In a heavily trailed Spending Review for the housing sector, there were no surprises this afternoon for housing leaders already expressing positive sentiments on an eye-catching £39bn Affordable Homes Programme – injecting £1.4bn of additional funding into house building annually.
There was also confirmation of a 10-year rent settlement for social housing that will be pegged to the Consumer Price Index (CPI) plus 1%, and news that a long-awaited consultation on rent convergence will also take place. G15 members have suggested that the suspension of the rent convergence process in 2015 has led to London’s 15 leading housing associations losing around £2bn in income over the last decade.
What was conspicuous by its absence in The Chancellor, Rachel Reeves’ speech, and in the accompanying detailed documentation, was a move to reclassify the social housing sector as ‘critical infrastructure’. This redesignation of the sector has been a vocal cause close to the heart of many housing leaders and there will undoubtedly be disappointment that a step widely supported by many in the sector was not taken on this occasion.
Market speculation, that also failed to make it into the Spending Review, was an idea to redesignate Homes England as a ‘public finance institution’ to enable it to create financial assets through major investments or large-scale lending.
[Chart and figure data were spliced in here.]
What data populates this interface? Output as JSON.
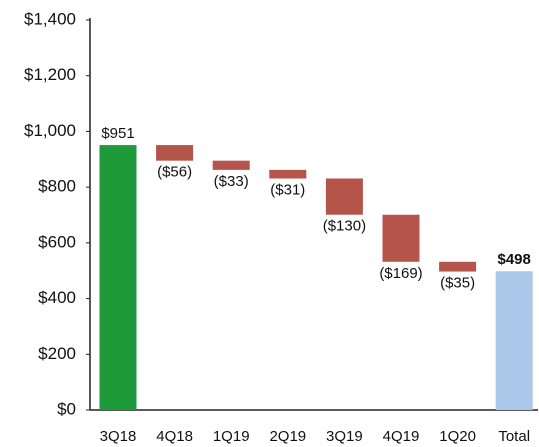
{
  "chart_data": {
    "type": "waterfall",
    "categories": [
      "3Q18",
      "4Q18",
      "1Q19",
      "2Q19",
      "3Q19",
      "4Q19",
      "1Q20",
      "Total"
    ],
    "values": [
      951,
      -56,
      -33,
      -31,
      -130,
      -169,
      -35,
      498
    ],
    "value_labels": [
      "$951",
      "($56)",
      "($33)",
      "($31)",
      "($130)",
      "($169)",
      "($35)",
      "$498"
    ],
    "measure": [
      "absolute",
      "relative",
      "relative",
      "relative",
      "relative",
      "relative",
      "relative",
      "total"
    ],
    "colors": [
      "#1f9a3a",
      "#b4544b",
      "#b4544b",
      "#b4544b",
      "#b4544b",
      "#b4544b",
      "#b4544b",
      "#a9c7e8"
    ],
    "ylim": [
      0,
      1400
    ],
    "yticks": [
      {
        "value": 0,
        "label": "$0"
      },
      {
        "value": 200,
        "label": "$200"
      },
      {
        "value": 400,
        "label": "$400"
      },
      {
        "value": 600,
        "label": "$600"
      },
      {
        "value": 800,
        "label": "$800"
      },
      {
        "value": 1000,
        "label": "$1,000"
      },
      {
        "value": 1200,
        "label": "$1,200"
      },
      {
        "value": 1400,
        "label": "$1,400"
      }
    ],
    "grid": false
  }
}
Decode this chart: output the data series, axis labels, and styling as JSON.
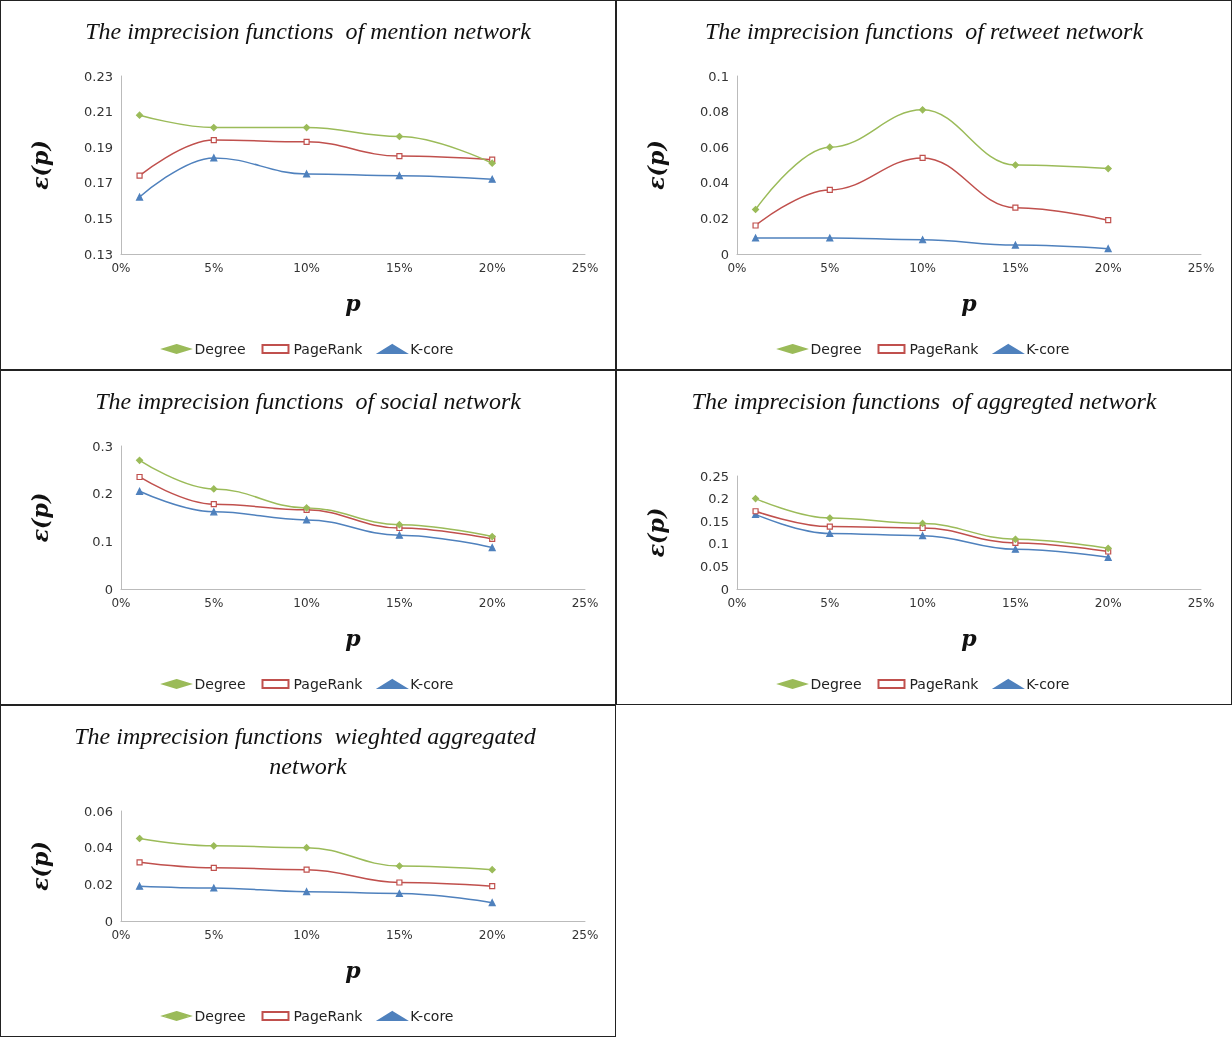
{
  "chart_data": [
    {
      "type": "line",
      "title": "The imprecision functions  of mention network",
      "xlabel": "p",
      "ylabel": "ε(p)",
      "x": [
        1,
        5,
        10,
        15,
        20
      ],
      "xlim": [
        0,
        25
      ],
      "xticks": [
        {
          "value": 0,
          "label": "0%"
        },
        {
          "value": 5,
          "label": "5%"
        },
        {
          "value": 10,
          "label": "10%"
        },
        {
          "value": 15,
          "label": "15%"
        },
        {
          "value": 20,
          "label": "20%"
        },
        {
          "value": 25,
          "label": "25%"
        }
      ],
      "ylim": [
        0.13,
        0.23
      ],
      "yticks": [
        0.13,
        0.15,
        0.17,
        0.19,
        0.21,
        0.23
      ],
      "legend": "bottom",
      "series": [
        {
          "name": "Degree",
          "color": "#9bbb59",
          "marker": "diamond",
          "values": [
            0.208,
            0.201,
            0.201,
            0.196,
            0.181
          ]
        },
        {
          "name": "PageRank",
          "color": "#c0504d",
          "marker": "square",
          "values": [
            0.174,
            0.194,
            0.193,
            0.185,
            0.183
          ]
        },
        {
          "name": "K-core",
          "color": "#4f81bd",
          "marker": "triangle",
          "values": [
            0.162,
            0.184,
            0.175,
            0.174,
            0.172
          ]
        }
      ]
    },
    {
      "type": "line",
      "title": "The imprecision functions  of retweet network",
      "xlabel": "p",
      "ylabel": "ε(p)",
      "x": [
        1,
        5,
        10,
        15,
        20
      ],
      "xlim": [
        0,
        25
      ],
      "xticks": [
        {
          "value": 0,
          "label": "0%"
        },
        {
          "value": 5,
          "label": "5%"
        },
        {
          "value": 10,
          "label": "10%"
        },
        {
          "value": 15,
          "label": "15%"
        },
        {
          "value": 20,
          "label": "20%"
        },
        {
          "value": 25,
          "label": "25%"
        }
      ],
      "ylim": [
        0,
        0.1
      ],
      "yticks": [
        0,
        0.02,
        0.04,
        0.06,
        0.08,
        0.1
      ],
      "legend": "bottom",
      "series": [
        {
          "name": "Degree",
          "color": "#9bbb59",
          "marker": "diamond",
          "values": [
            0.025,
            0.06,
            0.081,
            0.05,
            0.048
          ]
        },
        {
          "name": "PageRank",
          "color": "#c0504d",
          "marker": "square",
          "values": [
            0.016,
            0.036,
            0.054,
            0.026,
            0.019
          ]
        },
        {
          "name": "K-core",
          "color": "#4f81bd",
          "marker": "triangle",
          "values": [
            0.009,
            0.009,
            0.008,
            0.005,
            0.003
          ]
        }
      ]
    },
    {
      "type": "line",
      "title": "The imprecision functions  of social network",
      "xlabel": "p",
      "ylabel": "ε(p)",
      "x": [
        1,
        5,
        10,
        15,
        20
      ],
      "xlim": [
        0,
        25
      ],
      "xticks": [
        {
          "value": 0,
          "label": "0%"
        },
        {
          "value": 5,
          "label": "5%"
        },
        {
          "value": 10,
          "label": "10%"
        },
        {
          "value": 15,
          "label": "15%"
        },
        {
          "value": 20,
          "label": "20%"
        },
        {
          "value": 25,
          "label": "25%"
        }
      ],
      "ylim": [
        0,
        0.3
      ],
      "yticks": [
        0,
        0.1,
        0.2,
        0.3
      ],
      "legend": "bottom",
      "series": [
        {
          "name": "Degree",
          "color": "#9bbb59",
          "marker": "diamond",
          "values": [
            0.27,
            0.21,
            0.17,
            0.135,
            0.11
          ]
        },
        {
          "name": "PageRank",
          "color": "#c0504d",
          "marker": "square",
          "values": [
            0.235,
            0.178,
            0.166,
            0.128,
            0.105
          ]
        },
        {
          "name": "K-core",
          "color": "#4f81bd",
          "marker": "triangle",
          "values": [
            0.205,
            0.162,
            0.145,
            0.113,
            0.087
          ]
        }
      ]
    },
    {
      "type": "line",
      "title": "The imprecision functions  of aggregted network",
      "xlabel": "p",
      "ylabel": "ε(p)",
      "x": [
        1,
        5,
        10,
        15,
        20
      ],
      "xlim": [
        0,
        25
      ],
      "xticks": [
        {
          "value": 0,
          "label": "0%"
        },
        {
          "value": 5,
          "label": "5%"
        },
        {
          "value": 10,
          "label": "10%"
        },
        {
          "value": 15,
          "label": "15%"
        },
        {
          "value": 20,
          "label": "20%"
        },
        {
          "value": 25,
          "label": "25%"
        }
      ],
      "ylim": [
        0,
        0.25
      ],
      "yticks": [
        0,
        0.05,
        0.1,
        0.15,
        0.2,
        0.25
      ],
      "legend": "bottom",
      "series": [
        {
          "name": "Degree",
          "color": "#9bbb59",
          "marker": "diamond",
          "values": [
            0.2,
            0.157,
            0.145,
            0.11,
            0.09
          ]
        },
        {
          "name": "PageRank",
          "color": "#c0504d",
          "marker": "square",
          "values": [
            0.172,
            0.138,
            0.135,
            0.102,
            0.083
          ]
        },
        {
          "name": "K-core",
          "color": "#4f81bd",
          "marker": "triangle",
          "values": [
            0.165,
            0.123,
            0.118,
            0.088,
            0.07
          ]
        }
      ]
    },
    {
      "type": "line",
      "title": "The imprecision functions  wieghted aggregated network",
      "xlabel": "p",
      "ylabel": "ε(p)",
      "x": [
        1,
        5,
        10,
        15,
        20
      ],
      "xlim": [
        0,
        25
      ],
      "xticks": [
        {
          "value": 0,
          "label": "0%"
        },
        {
          "value": 5,
          "label": "5%"
        },
        {
          "value": 10,
          "label": "10%"
        },
        {
          "value": 15,
          "label": "15%"
        },
        {
          "value": 20,
          "label": "20%"
        },
        {
          "value": 25,
          "label": "25%"
        }
      ],
      "ylim": [
        0,
        0.06
      ],
      "yticks": [
        0,
        0.02,
        0.04,
        0.06
      ],
      "legend": "bottom",
      "series": [
        {
          "name": "Degree",
          "color": "#9bbb59",
          "marker": "diamond",
          "values": [
            0.045,
            0.041,
            0.04,
            0.03,
            0.028
          ]
        },
        {
          "name": "PageRank",
          "color": "#c0504d",
          "marker": "square",
          "values": [
            0.032,
            0.029,
            0.028,
            0.021,
            0.019
          ]
        },
        {
          "name": "K-core",
          "color": "#4f81bd",
          "marker": "triangle",
          "values": [
            0.019,
            0.018,
            0.016,
            0.015,
            0.01
          ]
        }
      ]
    }
  ]
}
Although there was reference in the detailed review papers of ‘catalysing additional private investment to further boost house building by confirming £4.8 billion in financial transactions from 26-27 to 29-30. This additional capacity will be managed by Homes England in a manner consistent with the government’s Financial Transactions Control Framework.’
Lee Goodenough, Director at Harmony Fire, commented: “Housing sector leaders expecting a further ‘rabbit out of the hat’ moment during The Chancellor’s speech this afternoon were left wanting, however the scale of the £39bn investment in the Affordable Homes Programme had already seen universal approval as transformative and great news for the sector.
“This major investment in social housing will change the calculus for many organisations that have previously been scaling back their new-build programmes and redirecting funding to upgrading and modernising existing assets. Through this new commitment, housing associations and local authorities will now have the capital allocations to both continue on vital programmes to improve the safety and comfort of homes for residents, while simultaneously building new infrastructure to tackle the urgent housing crisis.”